Posted on June 5, 2018 at 6:00 am

By Gwendolyn Haley

Last summer my family was busy with summer activities: camps, road trips, and camping vacations. We planned highly educational and enriching activities for our youngest daughter, but we did not make reading a high priority.

When she started school in the fall, her teacher told me that she had definitely lost ground with reading. I was horrified. How could I have let this happen? I know all about summer slide.

Summer slide happens when kids don’t read over the summer and actually lose ground with reading skills. As a librarian, I also know that this is especially critical for grade K–3 years when children are learning to read.

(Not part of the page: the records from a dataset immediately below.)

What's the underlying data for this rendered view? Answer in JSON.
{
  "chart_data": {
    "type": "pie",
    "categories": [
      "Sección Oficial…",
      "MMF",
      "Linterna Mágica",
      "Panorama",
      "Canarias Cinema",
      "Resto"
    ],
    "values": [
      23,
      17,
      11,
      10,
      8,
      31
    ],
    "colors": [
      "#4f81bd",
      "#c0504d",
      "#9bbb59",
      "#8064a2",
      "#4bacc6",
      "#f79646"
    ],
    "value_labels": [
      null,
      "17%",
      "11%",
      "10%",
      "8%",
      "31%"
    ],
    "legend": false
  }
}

So after the teacher’s report, every day, my daughter and I made reading together a priority. We found pockets of time to fit it in. One not-so-obvious way was to squeeze it in while I make dinner and she sits on a stool and reads to me. By the spring parent-teacher conference, my daughter shared how she had already met and exceeded her end-of-the-year reading goal.

Here is another path to success and the single best reading motivator for kids. My daughter discovered books that she enjoys and picks out the ones she wants to read. Research shows that choosing their own reading material is a better reading motivator for kids than any prize.

This year, I am determined to not let the summer slide creep up on us. We’ve set a summer goal for reading (600 minutes!), equaling about 20 minutes a day for 6 weeks. That isn’t overwhelming and leaves plenty of time for family activities.

Luckily, the Library District has ways to help track and practice reading this summer. The first is our Online Summer Reading website where you can track your summer reading, earn badges for reading milestones, and more. You can sign up online now.

The Summer Reading Buddy program helps kids entering grades 1–5 become stronger readers with weekly, one-on-one reading practice with a trained adult or teen Reading Buddy. The program runs from July 9 to August 3 at North Spokane, Otis Orchards, and Spokane Valley Libraries. To participate, parents can complete the online registration by June 25, 2018.

For parents, life is busy and can be overwhelming sometimes. And at the same time, we want the best for our kids. It turns out that making sure kids are reading over the summer, and that we are reading with them, is the best way to set them up for school success.